Выбрать главу

Модель Мура представляет собой интеллектуальную конструкцию, столь же изобретательную, сколь амбициозную. Она складывает из множества переменных внутренне стройную схему и внешне убедительно соотносит её с целым рядом примеров по всему миру. В обоих отношениях она идёт гораздо дальше упрощённой «естественной истории» Бринтона. В качестве теоретической конструкции она соперничает по сложности с наиболее всеобъемлющими структурно-функциональными моделями, при этом превосходя их полнотой иллюстративного фактического материала. Автор, прочитавший много литературы на всех соответствующих европейских языках (ожидать от него ещё и знания китайского и японского было бы уже слишком), зачастую предлагает интересные методологические наблюдения и дельные замечания по поводу социальной истории, от Крестьянской войны 1525 г. в Германии до Китая и Индии XX в.

Но, пожалуй, величайшая роль модели Мура заключается в непреднамеренной, однако поистине впечатляющей демонстрации негодного подхода к объяснению исторических событий. По сути, Мур сумел дискредитировать марксизм сильнее, чем большинство ярых критиков последнего. Используя классовый анализ в глобальном масштабе, Мур переворачивает марксовскую теорию истории как поступательного движения от феодального к буржуазному и затем социалистическому обществу с ног на голову. Реакционные лорды и ретрограды-крестьяне становятся у него великими революционными силами современного мира, буржуазия оказывается единственным оплотом демократии, а пролетариат совершенно исчезает из поля зрения. Общий результат революции XX в., по Муру, — не освобождение человечества, а диктатура.

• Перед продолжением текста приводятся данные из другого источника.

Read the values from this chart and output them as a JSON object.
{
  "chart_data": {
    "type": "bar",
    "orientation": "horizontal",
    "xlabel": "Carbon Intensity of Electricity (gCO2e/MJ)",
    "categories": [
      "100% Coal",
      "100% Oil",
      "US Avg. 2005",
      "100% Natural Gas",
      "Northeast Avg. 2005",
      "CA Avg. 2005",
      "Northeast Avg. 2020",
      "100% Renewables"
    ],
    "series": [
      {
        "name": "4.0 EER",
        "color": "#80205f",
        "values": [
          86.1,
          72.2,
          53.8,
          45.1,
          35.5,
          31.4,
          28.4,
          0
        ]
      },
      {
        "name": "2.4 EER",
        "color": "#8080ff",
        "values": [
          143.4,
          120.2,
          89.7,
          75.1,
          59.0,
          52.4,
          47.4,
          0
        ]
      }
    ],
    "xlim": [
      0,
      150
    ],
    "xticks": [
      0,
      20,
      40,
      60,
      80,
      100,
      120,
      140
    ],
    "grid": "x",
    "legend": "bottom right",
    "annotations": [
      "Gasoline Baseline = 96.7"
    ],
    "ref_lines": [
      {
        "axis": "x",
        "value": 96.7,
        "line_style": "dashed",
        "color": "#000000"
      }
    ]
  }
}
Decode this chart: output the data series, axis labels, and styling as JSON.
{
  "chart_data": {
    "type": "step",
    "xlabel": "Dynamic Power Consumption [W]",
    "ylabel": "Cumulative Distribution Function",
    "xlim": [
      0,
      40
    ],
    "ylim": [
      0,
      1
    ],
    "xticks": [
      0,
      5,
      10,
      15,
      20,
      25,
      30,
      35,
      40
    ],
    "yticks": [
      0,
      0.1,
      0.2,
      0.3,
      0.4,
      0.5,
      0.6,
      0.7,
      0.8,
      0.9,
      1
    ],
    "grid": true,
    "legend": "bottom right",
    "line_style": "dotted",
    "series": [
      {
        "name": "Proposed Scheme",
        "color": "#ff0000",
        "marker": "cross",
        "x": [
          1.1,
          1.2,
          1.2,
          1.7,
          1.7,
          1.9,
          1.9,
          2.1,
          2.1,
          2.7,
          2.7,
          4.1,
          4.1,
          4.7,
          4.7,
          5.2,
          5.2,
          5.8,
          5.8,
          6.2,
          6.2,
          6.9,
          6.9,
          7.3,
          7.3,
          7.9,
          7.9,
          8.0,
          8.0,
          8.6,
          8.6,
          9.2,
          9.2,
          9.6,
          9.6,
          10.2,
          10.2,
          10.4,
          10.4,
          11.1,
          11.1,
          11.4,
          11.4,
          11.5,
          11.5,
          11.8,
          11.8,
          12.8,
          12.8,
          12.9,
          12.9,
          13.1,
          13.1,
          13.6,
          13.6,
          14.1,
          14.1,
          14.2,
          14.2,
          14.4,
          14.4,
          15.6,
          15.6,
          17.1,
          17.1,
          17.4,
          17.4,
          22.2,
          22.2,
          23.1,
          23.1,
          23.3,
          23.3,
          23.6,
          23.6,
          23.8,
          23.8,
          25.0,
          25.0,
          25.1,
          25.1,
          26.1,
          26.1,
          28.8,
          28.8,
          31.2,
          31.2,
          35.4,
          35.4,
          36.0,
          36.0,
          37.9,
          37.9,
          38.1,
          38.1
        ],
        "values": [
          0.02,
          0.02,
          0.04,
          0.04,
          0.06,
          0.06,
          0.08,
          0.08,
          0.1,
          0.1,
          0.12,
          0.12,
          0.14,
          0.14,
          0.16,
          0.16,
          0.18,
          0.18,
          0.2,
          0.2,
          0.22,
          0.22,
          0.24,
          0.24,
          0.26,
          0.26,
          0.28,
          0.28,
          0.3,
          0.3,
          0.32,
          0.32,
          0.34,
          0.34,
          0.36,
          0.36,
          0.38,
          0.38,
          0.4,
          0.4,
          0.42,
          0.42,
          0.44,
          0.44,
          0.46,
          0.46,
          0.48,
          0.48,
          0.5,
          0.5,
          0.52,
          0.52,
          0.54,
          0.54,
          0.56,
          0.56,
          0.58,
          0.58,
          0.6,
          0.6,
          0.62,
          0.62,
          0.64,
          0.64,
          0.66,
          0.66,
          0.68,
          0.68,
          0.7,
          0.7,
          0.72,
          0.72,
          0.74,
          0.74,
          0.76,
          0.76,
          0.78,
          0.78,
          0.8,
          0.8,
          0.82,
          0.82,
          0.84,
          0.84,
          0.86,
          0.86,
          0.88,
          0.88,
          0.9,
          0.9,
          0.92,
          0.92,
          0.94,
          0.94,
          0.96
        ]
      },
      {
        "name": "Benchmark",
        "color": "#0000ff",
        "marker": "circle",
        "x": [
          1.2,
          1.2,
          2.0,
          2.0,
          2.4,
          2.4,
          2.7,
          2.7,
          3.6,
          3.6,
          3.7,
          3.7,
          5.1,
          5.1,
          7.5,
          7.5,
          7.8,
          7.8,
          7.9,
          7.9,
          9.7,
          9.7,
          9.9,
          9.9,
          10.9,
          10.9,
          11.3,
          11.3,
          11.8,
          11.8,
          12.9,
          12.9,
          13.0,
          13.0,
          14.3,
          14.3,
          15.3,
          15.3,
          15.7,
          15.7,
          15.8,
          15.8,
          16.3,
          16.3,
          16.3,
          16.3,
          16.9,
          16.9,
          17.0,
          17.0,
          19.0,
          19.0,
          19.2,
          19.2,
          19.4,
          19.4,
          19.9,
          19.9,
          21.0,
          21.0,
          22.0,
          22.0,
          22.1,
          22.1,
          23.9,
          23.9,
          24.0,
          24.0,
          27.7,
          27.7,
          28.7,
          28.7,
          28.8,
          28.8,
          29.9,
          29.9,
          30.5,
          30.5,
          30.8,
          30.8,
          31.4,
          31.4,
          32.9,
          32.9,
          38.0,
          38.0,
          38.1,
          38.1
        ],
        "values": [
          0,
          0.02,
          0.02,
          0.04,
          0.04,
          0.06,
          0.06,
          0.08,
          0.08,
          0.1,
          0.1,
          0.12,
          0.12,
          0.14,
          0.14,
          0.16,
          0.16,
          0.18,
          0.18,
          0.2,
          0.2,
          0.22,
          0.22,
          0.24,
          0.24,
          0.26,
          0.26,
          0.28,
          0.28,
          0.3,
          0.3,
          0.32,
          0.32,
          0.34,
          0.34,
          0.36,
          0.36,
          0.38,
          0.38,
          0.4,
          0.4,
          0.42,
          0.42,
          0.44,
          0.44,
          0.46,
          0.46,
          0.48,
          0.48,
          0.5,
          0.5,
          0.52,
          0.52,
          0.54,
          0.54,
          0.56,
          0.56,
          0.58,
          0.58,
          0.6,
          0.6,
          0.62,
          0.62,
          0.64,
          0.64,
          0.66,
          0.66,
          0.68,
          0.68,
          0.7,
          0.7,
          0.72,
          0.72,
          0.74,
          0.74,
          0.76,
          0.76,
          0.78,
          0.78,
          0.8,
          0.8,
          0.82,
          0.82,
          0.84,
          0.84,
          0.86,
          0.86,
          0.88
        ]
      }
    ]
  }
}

Впрочем, не желая согласиться со столь печальным итогом современности, Мур добавляет последнюю главу о социалистической Индии в надежде отыскать какие-нибудь намёки на лучшее будущее.

В любом случае, хорош марксизм или плох, нужно судить на основании его применения как объяснительной системы во всей его целостности. Классовая борьба в теории Маркса — выражение исторической телеологии, согласно которой низшие и эксплуатируемые классы именно в силу своего угнетённого положения выступают авангардом рациональной перестройки мира в бесклассовое общество. Вырванный из этого контекста классовый анализ становится просто ещё одной формой структурализма, причём не самой полезной. Его явно недостаточно для разъяснения мрачного парадокса, который демонстрируют семь примеров современных революций, приведённых Муром. Посему мы вынуждены спросить: что ещё вызывает в современную эпоху столь неприятные следствия?

Ответ отчасти заключается в таких чрезвычайных обстоятельствах, как война. Мур игнорирует этот фактор, хотя без него распространение коммунизма в XX в. непостижимо. Ещё более серьёзная ошибка Мура заключается в том, что он сохраняет главный изъян оригинального марксизма: сводит политику и культуру к роли надстройки на социально-экономическом базисе общества. Политика и государство у него совершенно не участвуют в революционном процессе, действующими лицами высокой исторической драмы выступают исключительно безликие социальные классы. Единственная политическая сила, упоминаемая в каждом из конкретных национальных примеров, — монархия, структура и способ функционирования которой, однако, никогда не описываются и не сравниваются с другими случаями. Но разве мандаринская империя маньчжуров и «старый режим» Бурбонов — одно и то же?

Не менее важно, что ни у кого из участников революционного процесса, изображённого у Мура, как будто нет в голове никаких идей; его анализ не касается ни идеологии, ни культуры вообще. Мур правильно указывает, что крестьяне стали главным революционным классом XX в. не благодаря какому-то своему мировоззрению или программе. И в России, и в Китае они являлись революционерами только в негативном смысле: их бунты сметали старый порядок, однако они не были способны сами прийти к власти или строить государство. Всё это верно. Но вовсе не ведёт автоматически к сделанному Муром выводу, что неизбежная задача модернизации в таком случае возлагается на недовольных интеллектуалов — одного из главных персонажей драмы, хотя вряд ли «класса».